There are two types of categorical data:

  1. unranked categorical data do not have an implied order
  2. ranked categorical data do have a natural ordering

R will treat factors by default as unranked but you can create ordered (ranked) factors.

To create a factor, first create a vector and then convert it to a factor using the factor() function:

v <- c(1,4,4,4,3,5,4,4,5,3,2,5,4,3,1,3,1,5,3,4)
v
#[1] 1 4 4 4 3 5 4 4 5 3 2 5 4 3 1 3 1 5 3 4
f <- factor(v,ordered=TRUE)
f
#[1] 1 4 4 4 3 5 4 4 5 3 2 5 4 3 1 3 1 5 3 4
#Levels: 1 < 2 < 3 < 4 < 5 

comment Comment

The factor() function creates “Levels”: these are the labels of the categories.

The only required argument of the factor() function is a vector of values which will be factorized.

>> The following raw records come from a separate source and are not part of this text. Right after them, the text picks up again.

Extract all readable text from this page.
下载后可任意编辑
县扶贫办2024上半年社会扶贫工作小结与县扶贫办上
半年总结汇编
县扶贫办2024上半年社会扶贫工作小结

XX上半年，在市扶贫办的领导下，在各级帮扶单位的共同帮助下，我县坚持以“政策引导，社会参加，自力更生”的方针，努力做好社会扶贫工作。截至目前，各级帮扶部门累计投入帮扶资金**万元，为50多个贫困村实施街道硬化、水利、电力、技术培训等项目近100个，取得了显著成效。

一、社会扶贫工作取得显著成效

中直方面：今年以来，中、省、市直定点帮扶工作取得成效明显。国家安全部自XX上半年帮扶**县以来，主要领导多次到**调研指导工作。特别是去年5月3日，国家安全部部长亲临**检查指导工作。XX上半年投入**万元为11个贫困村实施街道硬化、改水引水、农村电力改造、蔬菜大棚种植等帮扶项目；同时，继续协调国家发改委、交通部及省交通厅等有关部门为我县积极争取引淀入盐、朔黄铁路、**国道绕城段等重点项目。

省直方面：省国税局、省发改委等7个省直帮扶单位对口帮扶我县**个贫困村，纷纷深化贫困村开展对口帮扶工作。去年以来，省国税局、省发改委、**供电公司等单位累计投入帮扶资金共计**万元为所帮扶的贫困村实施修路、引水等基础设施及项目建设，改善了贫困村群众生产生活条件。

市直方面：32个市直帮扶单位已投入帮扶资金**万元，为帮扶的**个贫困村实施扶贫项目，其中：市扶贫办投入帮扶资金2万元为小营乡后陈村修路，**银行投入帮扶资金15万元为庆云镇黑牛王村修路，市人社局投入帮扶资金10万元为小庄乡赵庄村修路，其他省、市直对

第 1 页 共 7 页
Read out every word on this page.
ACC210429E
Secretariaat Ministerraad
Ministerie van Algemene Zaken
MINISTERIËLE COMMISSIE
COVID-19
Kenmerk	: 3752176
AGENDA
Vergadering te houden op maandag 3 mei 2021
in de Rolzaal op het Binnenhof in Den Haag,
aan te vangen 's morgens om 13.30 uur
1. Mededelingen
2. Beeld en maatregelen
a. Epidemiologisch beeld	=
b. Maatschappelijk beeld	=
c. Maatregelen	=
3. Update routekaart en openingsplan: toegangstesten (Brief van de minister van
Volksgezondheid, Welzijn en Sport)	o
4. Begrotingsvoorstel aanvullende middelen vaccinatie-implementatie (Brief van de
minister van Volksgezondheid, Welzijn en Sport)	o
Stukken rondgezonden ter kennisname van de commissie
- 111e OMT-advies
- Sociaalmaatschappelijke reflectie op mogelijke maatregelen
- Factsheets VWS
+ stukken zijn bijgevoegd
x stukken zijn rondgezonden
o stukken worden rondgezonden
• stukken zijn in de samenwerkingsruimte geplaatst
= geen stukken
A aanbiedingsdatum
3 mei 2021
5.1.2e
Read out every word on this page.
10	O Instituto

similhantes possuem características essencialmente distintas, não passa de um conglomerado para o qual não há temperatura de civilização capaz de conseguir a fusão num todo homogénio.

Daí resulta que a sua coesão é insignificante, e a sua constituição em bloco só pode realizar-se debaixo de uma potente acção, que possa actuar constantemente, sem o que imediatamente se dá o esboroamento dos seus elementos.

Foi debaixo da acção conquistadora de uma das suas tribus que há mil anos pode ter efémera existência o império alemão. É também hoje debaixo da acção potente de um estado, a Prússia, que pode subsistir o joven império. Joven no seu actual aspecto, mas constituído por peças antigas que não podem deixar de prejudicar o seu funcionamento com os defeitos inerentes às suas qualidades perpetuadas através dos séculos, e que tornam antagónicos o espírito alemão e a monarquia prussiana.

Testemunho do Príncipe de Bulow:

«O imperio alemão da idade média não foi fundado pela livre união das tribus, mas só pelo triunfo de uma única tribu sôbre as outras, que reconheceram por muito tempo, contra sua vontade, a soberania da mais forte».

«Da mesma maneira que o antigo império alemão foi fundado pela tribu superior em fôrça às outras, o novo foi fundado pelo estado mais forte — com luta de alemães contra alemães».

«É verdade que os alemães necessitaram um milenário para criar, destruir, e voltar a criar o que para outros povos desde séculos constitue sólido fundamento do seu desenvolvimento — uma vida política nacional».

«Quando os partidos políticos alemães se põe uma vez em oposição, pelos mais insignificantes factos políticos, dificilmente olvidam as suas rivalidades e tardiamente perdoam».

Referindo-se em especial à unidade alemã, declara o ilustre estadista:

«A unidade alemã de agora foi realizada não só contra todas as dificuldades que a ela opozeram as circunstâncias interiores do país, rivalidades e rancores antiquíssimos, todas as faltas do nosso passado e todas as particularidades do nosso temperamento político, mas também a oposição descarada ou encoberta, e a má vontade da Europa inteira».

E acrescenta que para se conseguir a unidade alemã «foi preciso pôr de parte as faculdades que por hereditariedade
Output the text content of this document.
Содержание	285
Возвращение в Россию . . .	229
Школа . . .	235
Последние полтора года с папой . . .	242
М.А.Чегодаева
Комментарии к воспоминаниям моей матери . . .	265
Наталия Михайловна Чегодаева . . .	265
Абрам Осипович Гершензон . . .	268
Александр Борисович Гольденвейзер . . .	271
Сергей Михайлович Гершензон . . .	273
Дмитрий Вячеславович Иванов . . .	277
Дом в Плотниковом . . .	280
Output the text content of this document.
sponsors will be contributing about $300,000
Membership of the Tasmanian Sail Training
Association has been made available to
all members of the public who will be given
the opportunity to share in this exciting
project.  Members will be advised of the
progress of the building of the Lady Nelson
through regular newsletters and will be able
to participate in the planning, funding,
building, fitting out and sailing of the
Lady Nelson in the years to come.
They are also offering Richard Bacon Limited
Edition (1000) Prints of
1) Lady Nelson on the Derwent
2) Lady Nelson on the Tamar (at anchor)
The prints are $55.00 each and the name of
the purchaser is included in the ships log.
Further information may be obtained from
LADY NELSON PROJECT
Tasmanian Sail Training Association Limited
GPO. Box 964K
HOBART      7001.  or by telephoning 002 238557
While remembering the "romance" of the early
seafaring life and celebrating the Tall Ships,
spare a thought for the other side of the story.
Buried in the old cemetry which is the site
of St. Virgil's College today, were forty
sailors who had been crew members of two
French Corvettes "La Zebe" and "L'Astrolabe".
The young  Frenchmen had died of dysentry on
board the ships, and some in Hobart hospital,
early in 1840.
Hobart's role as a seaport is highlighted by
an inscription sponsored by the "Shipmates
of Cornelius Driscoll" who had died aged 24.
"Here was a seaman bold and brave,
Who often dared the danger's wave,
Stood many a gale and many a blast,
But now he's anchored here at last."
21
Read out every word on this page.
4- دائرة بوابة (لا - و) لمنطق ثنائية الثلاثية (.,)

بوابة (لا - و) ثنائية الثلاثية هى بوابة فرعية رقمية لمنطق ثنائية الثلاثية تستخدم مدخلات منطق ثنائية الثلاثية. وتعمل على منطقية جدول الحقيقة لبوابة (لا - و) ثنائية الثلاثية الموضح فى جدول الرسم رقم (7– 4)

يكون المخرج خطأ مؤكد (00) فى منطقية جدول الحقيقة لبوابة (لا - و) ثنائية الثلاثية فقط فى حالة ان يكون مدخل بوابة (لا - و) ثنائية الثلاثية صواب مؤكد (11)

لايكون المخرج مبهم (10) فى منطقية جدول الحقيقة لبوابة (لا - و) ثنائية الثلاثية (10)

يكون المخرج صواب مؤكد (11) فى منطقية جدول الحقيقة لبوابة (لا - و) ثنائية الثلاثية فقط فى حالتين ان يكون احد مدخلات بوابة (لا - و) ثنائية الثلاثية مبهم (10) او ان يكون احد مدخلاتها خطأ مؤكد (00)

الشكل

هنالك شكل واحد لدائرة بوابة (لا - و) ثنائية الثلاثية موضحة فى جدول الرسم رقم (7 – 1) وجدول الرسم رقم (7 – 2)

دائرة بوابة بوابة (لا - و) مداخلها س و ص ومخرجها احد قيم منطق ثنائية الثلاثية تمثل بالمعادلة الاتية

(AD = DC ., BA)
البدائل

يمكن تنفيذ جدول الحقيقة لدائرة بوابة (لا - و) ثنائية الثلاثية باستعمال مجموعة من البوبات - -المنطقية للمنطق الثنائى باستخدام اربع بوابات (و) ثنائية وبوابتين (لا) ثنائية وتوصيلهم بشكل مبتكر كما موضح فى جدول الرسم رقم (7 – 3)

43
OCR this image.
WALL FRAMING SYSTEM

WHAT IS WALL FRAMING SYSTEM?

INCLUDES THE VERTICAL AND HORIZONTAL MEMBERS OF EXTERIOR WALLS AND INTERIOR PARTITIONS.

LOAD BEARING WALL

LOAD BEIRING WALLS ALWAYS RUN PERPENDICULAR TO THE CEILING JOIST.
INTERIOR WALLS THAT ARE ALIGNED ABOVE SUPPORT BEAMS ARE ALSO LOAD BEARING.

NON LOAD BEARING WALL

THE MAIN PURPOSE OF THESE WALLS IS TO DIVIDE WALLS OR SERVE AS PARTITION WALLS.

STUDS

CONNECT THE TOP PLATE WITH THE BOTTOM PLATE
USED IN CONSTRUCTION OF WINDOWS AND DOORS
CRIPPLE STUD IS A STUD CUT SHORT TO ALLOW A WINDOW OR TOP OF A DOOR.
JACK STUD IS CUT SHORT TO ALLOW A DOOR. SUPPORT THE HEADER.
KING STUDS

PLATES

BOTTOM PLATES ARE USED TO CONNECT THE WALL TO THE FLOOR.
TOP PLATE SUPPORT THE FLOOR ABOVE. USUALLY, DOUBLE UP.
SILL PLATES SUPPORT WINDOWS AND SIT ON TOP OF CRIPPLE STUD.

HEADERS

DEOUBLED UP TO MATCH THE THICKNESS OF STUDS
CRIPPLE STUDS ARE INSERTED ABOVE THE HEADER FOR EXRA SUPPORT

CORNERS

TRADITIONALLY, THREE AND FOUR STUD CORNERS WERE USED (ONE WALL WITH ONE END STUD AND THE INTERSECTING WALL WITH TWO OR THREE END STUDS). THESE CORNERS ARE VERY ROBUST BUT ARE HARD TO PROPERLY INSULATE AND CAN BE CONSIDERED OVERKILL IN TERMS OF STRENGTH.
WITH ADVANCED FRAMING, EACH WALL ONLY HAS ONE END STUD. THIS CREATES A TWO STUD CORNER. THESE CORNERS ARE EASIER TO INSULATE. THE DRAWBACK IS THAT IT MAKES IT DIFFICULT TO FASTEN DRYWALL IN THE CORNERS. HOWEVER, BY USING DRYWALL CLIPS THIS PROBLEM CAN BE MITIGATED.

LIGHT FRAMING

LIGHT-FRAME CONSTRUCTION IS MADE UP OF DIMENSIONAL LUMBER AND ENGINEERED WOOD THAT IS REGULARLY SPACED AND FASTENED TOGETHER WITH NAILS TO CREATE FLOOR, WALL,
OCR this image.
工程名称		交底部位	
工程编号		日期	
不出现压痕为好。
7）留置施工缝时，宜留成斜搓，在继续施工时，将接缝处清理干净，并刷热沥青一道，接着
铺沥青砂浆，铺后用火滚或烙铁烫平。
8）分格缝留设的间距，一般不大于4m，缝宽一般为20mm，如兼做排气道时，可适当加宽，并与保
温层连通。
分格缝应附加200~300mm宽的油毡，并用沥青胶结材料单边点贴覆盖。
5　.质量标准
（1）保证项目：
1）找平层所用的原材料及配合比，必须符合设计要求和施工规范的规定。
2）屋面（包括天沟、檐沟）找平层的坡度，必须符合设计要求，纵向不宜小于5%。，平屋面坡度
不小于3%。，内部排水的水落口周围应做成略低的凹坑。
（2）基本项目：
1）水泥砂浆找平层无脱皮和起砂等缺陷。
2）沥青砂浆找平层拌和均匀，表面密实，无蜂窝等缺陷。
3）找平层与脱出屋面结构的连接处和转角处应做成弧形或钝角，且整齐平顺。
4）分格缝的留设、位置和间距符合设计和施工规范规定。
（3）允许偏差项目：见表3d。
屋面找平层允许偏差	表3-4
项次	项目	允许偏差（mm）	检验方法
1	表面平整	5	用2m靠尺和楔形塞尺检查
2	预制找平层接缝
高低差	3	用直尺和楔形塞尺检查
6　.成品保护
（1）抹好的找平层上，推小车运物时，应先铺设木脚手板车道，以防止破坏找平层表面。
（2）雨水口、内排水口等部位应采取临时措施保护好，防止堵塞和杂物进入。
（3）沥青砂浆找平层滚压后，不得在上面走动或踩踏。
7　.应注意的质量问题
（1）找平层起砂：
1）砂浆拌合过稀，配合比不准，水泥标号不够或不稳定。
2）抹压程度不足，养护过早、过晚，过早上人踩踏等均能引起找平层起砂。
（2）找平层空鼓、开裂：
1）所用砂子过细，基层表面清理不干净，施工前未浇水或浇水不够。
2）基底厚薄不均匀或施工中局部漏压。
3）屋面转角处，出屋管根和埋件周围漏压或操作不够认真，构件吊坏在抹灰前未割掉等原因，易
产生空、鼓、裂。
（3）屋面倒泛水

Both numeric and character vectors can be made into factors but you will use factor() typically for numerical data that represents categories.

When you create a vector containing text values in R you have to factorize it but if you store the vector as a column in a data frame, text data is automatically converted to a factor.

When you import data into R using read.() functions, the data is automatically stored in a data frame so text will be automatically converted into a factor.

So in reality (since you mostly import data into R) you use factor() mainly to factorize numbers that represent categories.

By default, factor() transforms a vector into an unordered factor, as does the automated factorization of the read.() functions. Unordered means that the categories are processed in alphabetical order: High will be plotted before Low since H comes first in the alphabet.

If the categories are ranked, you have to create an ordered factor, you have to add two additional arguments:

  • Set ordered to TRUE to indicate that the factor is ordered
  • levels: a vector of category labels (as strings) in the correct order

hands_on Hands-on: Demo

From the demo script run the Data creation: factors section

hands_on Hands-on: Extra exercise 7a

  1. Create a vector gender with the following elements: Male, Female, male.
  2. Convert gender into a factor with levels: Male and Female
  3. Print the content of the factor. What happens?
    solution Solution
     gender <- c("Male","Female","male")
     gender <- factor(gender,levels=c("Male","Female"))
     gender
    

keypoints Key points

  • We showed how to create a vector
  • We showed how to refer to the elements of a vector
  • We showed how to remove elements from a vector
  • We showed how to change or add elements to a vector
  • We showed how to create a factor

congratulations Congratulations on successfully completing this tutorial!